The other thing to do of course is use the models provided by Adrian Immler.

So why not just release the program as it is now, with the understanding that the Immler models are not automated ? Because there are other things I need to clean up. As it is now it is just something I use, I need to clean up the menus, and remove things that dont work, or features I started to add but didnt finish etc.

I have set a target of Sept 1 to finish this program.
Oh, I forgot to say what yeare. OK, Sept 1 2020.

Return to Bob’s House of Stories

I have not posted to my blog, or even looked at it, for quite some time. ( February 24 in fact)

It may be that I prefer doing things to writing about doing things, or it may be just laziness.

My main focus prior to abandoning my blog was on SPICE modelling.

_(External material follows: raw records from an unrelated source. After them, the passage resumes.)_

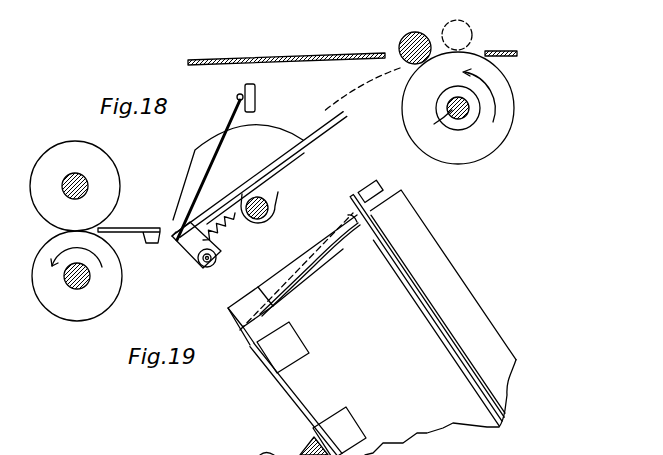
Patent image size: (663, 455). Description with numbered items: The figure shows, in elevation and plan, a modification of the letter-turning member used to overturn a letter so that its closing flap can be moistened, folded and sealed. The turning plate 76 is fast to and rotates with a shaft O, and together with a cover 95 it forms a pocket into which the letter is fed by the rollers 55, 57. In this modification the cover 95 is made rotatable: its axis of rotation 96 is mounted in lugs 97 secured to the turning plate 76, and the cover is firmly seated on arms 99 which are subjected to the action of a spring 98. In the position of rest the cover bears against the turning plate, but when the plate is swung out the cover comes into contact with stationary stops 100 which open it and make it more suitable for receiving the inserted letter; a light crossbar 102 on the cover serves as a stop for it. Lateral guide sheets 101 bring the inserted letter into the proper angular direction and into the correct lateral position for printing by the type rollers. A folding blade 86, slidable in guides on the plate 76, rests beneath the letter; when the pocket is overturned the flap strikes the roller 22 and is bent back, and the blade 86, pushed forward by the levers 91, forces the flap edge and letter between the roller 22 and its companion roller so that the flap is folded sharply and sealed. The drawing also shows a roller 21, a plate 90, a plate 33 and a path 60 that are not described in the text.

In FIG. 18, the roller 22 is at (67, 142).
In FIG. 18, the lower feed roller 21 is at (47, 247).
In FIG. 18, the guide plate 90 is at (140, 228).
In FIG. 18, the platen plate 33 is at (322, 58).
In FIG. 18, the feed roller 57 is at (401, 43).
In FIG. 18, the feed roller 55 is at (482, 150).
In FIG. 18, the sheet path 60 is at (361, 90).
In FIG. 18, the folding blade 86 is at (340, 122).
In FIG. 19, the folding blade 86 is at (263, 358).
In FIG. 18, the turning plate 76 is at (303, 158).
In FIG. 18, the lateral guide sheets 101 is at (188, 190).
In FIG. 19, the lateral guide sheets 101 is at (322, 290).
In FIG. 18, the cover 95 is at (208, 186).
In FIG. 19, the cover 95 is at (322, 274).
In FIG. 18, the stationary stops 100 is at (255, 100).
In FIG. 19, the stationary stops 100 is at (380, 183).
In FIG. 18, the light crossbar 102 is at (238, 97).
In FIG. 19, the light crossbar 102 is at (352, 212).
In FIG. 18, the shaft O is at (277, 201).
In FIG. 18, the spring 98 is at (242, 224).
In FIG. 18, the lugs 97 is at (217, 249).
In FIG. 18, the axis of rotation 96 is at (207, 268).
In FIG. 18, the arms 99 is at (182, 255).
In FIG. 19, the levers 91 is at (305, 440).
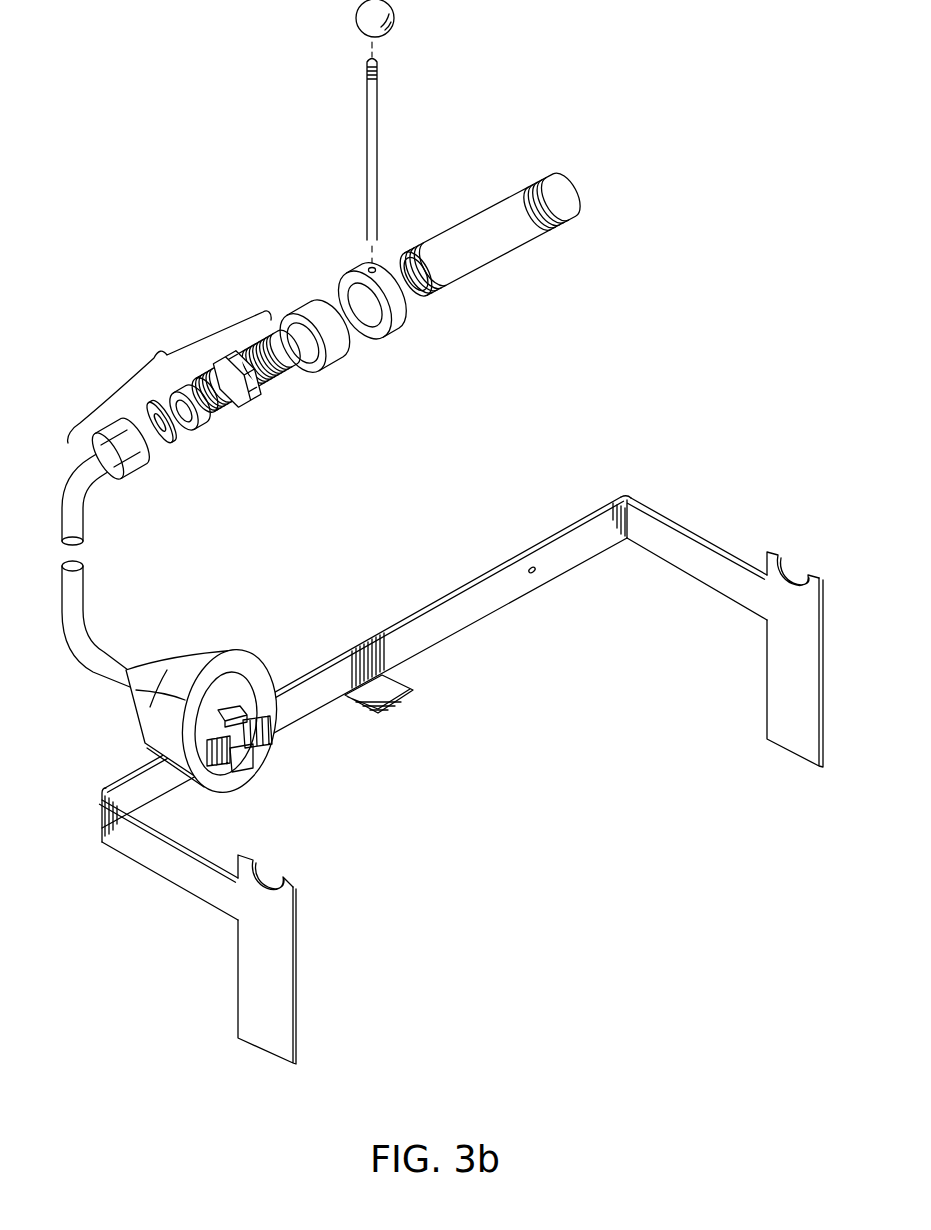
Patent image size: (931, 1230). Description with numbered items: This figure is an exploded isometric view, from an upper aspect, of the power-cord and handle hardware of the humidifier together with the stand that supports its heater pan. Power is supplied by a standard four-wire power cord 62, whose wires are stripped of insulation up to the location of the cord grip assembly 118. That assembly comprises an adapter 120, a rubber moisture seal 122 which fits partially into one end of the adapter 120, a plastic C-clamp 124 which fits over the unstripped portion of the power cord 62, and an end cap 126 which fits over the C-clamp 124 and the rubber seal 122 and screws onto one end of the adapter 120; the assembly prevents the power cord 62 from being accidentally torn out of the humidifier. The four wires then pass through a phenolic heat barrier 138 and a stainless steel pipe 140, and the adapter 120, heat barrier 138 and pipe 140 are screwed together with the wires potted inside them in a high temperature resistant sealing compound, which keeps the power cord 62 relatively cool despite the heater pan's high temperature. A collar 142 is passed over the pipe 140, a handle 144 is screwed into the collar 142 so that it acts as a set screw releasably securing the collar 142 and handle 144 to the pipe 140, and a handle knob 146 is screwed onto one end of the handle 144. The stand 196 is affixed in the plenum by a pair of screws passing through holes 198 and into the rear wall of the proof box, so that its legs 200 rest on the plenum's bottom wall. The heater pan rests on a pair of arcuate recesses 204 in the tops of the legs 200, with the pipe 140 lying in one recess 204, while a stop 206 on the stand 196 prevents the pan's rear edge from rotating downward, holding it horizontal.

The power cord 62 is at (108, 650).
The cord grip assembly 118 is at (170, 377).
The adapter 120 is at (260, 398).
The rubber moisture seal 122 is at (203, 420).
The plastic C-clamp 124 is at (180, 440).
The end cap 126 is at (150, 455).
The phenolic heat barrier 138 is at (340, 355).
The stainless steel pipe 140 is at (510, 236).
The collar 142 is at (408, 310).
The handle 144 is at (372, 148).
The handle knob 146 is at (363, 16).
The stand 196 is at (458, 615).
The holes 198 is at (536, 572).
The legs 200 is at (782, 722).
The arcuate recesses 204 is at (786, 568).
The stop 206 is at (403, 683).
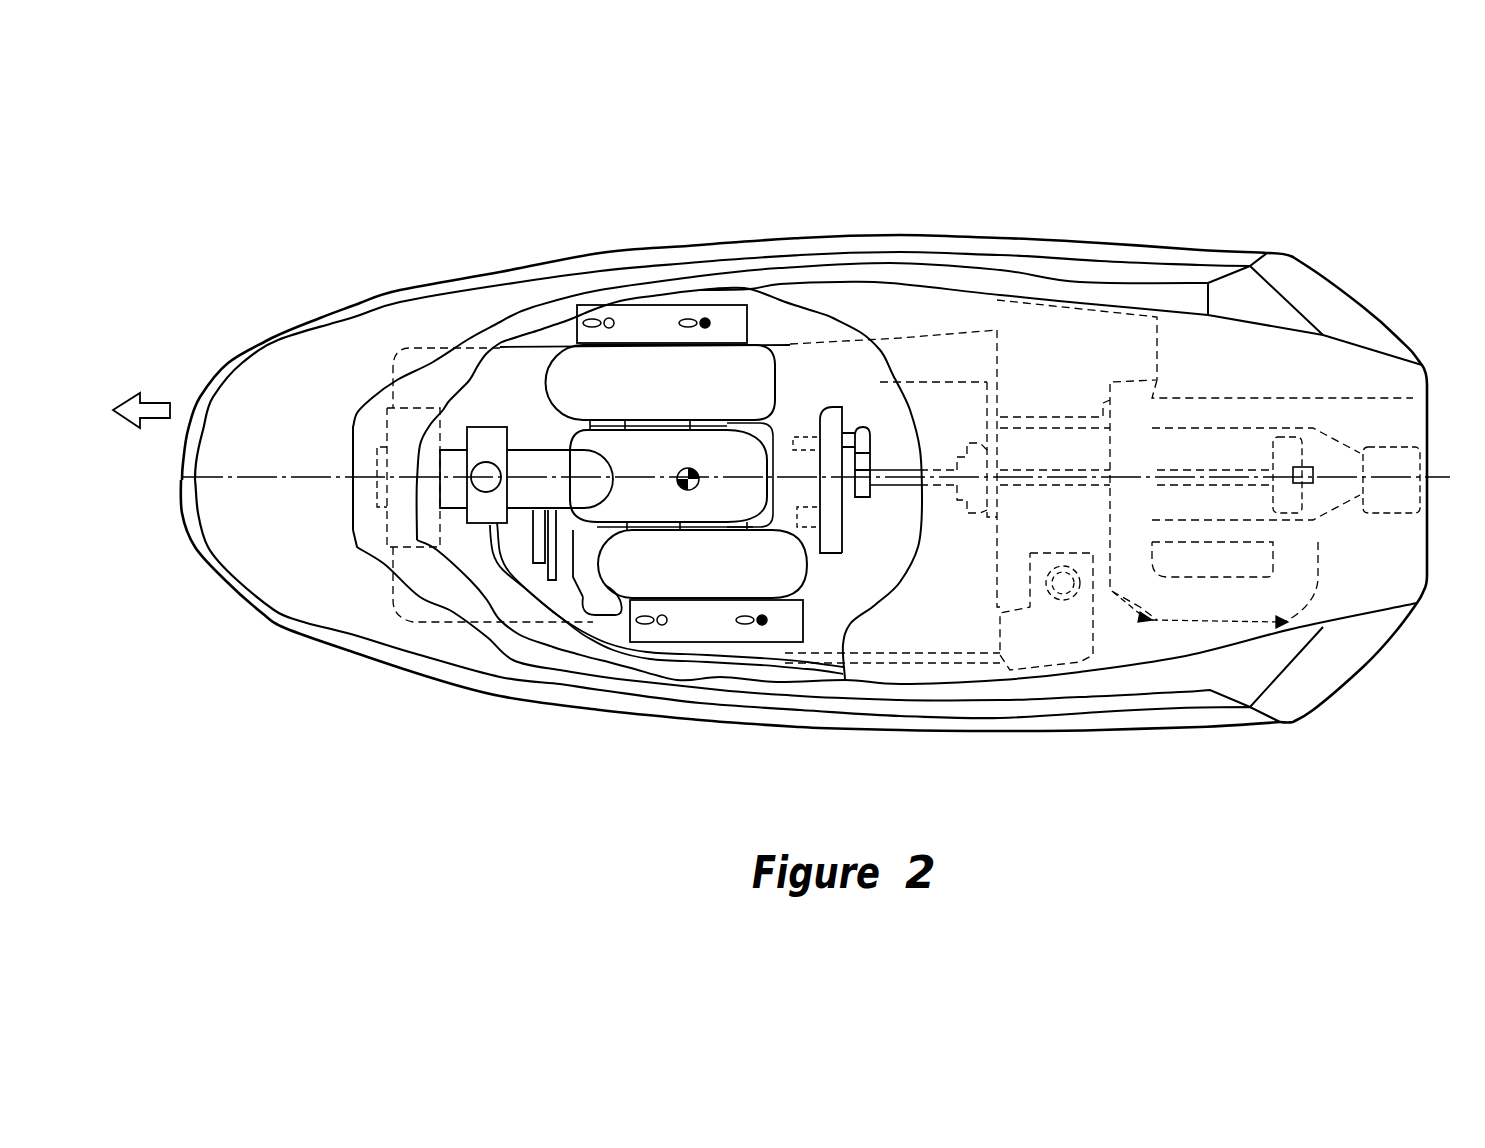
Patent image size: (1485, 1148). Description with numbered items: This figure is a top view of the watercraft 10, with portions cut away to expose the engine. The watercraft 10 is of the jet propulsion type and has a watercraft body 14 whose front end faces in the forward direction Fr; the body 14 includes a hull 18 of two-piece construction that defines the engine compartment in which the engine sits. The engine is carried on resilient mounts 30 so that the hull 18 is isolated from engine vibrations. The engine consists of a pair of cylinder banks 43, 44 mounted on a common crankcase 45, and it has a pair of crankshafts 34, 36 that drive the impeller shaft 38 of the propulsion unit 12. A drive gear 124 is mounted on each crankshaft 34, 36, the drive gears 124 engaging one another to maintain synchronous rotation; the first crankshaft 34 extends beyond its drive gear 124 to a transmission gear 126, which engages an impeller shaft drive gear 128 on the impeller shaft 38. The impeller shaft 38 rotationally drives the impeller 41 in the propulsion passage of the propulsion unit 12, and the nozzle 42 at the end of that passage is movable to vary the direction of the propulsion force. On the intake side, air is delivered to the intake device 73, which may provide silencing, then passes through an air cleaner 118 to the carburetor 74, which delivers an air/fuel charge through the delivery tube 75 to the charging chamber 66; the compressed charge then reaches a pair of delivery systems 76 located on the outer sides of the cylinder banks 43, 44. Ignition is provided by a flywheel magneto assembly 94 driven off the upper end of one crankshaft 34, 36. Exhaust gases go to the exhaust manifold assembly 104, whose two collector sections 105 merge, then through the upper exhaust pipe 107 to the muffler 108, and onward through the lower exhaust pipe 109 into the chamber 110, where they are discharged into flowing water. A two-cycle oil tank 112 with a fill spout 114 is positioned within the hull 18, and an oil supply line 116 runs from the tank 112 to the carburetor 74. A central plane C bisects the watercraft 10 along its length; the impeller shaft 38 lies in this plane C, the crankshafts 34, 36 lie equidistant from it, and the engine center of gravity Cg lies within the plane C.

The watercraft 10 is at (940, 203).
The propulsion unit 12 is at (1328, 413).
The watercraft body 14 is at (423, 254).
The hull 18 is at (400, 293).
The resilient mounts 30 is at (627, 466).
The crankshaft 34 is at (797, 520).
The crankshaft 36 is at (803, 430).
The impeller shaft 38 is at (880, 470).
The impeller 41 is at (1303, 433).
The nozzle 42 is at (1440, 452).
The cylinder bank 43 is at (730, 626).
The cylinder bank 44 is at (634, 332).
The crankcase 45 is at (573, 567).
The charging chamber 66 is at (657, 440).
The intake device 73 is at (377, 457).
The carburetor 74 is at (547, 408).
The delivery tube 75 is at (483, 427).
The delivery system 76 is at (820, 623).
The flywheel magneto assembly 94 is at (537, 545).
The exhaust manifold assembly 104 is at (779, 334).
The collector section 105 is at (588, 372).
The upper exhaust pipe 107 is at (930, 330).
The muffler 108 is at (1078, 320).
The lower exhaust pipe 109 is at (1293, 632).
The chamber 110 is at (1357, 533).
The oil tank 112 is at (1063, 647).
The fill spout 114 is at (1120, 615).
The oil supply line 116 is at (805, 611).
The air cleaner 118 is at (387, 407).
The drive gear 124 is at (833, 407).
The transmission gear 126 is at (842, 547).
The impeller shaft drive gear 128 is at (890, 347).
The central plane C is at (243, 480).
The center of gravity Cg is at (686, 492).
The forward direction Fr is at (145, 403).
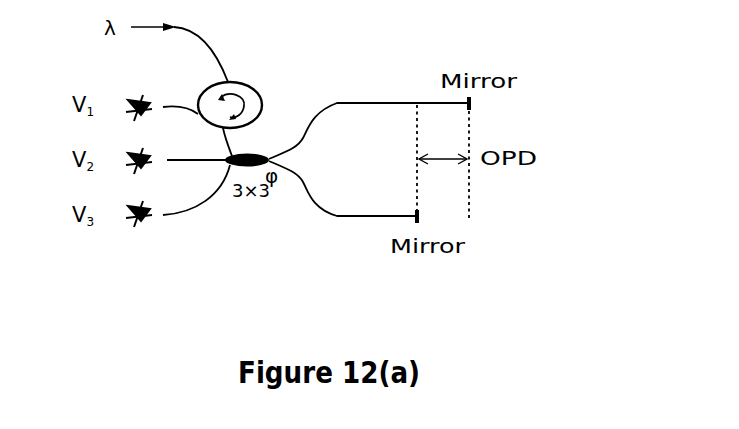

In my next post I will go into more detail about the problems I am having on that front.

And in the the post after that I will talk about my Big Radio project, which illustrates what I meant about doing things rather thatn writing about things.

I know everybody has to find a way to prioritize and get things done. I am certainly not the only one who cant seem to find enough hours in a day. For some time I have my house cleaning with a check list I stick on my refrigerator. By following this schedule I keep my house from turning into some sort of slum dwelling. It really works for me.

I think I will make a similar schedule or check list of things to do each day or each week : blog writing work, radio project work, SPICE modelling program work, chess practice work, exercise work, golf practice work, project Euler work, armchair philosophising work, etc.

Now I just need to schedule some time to make a schedule.

Delays to SPICE Modelling posts

I has been some time since I have posted anything in my series of SPICE modelling stories. There are two reasons. I have taken some time to look over the triode and the pentode models of Adrian Immler. I have been successful in updating my program to do parameter extractions for Immler’s triode model. His pentode model is giving me a little bit more trouble. I need to do a bit more work. The second reason is that I have switched from using FreePascal and the Lazarus IDE, and am now using Embarcadero Delphi. They are both Pascal at heart, so the change was not difficult, but it did take some time. I hope to be able to make a post about Immler’s models soon.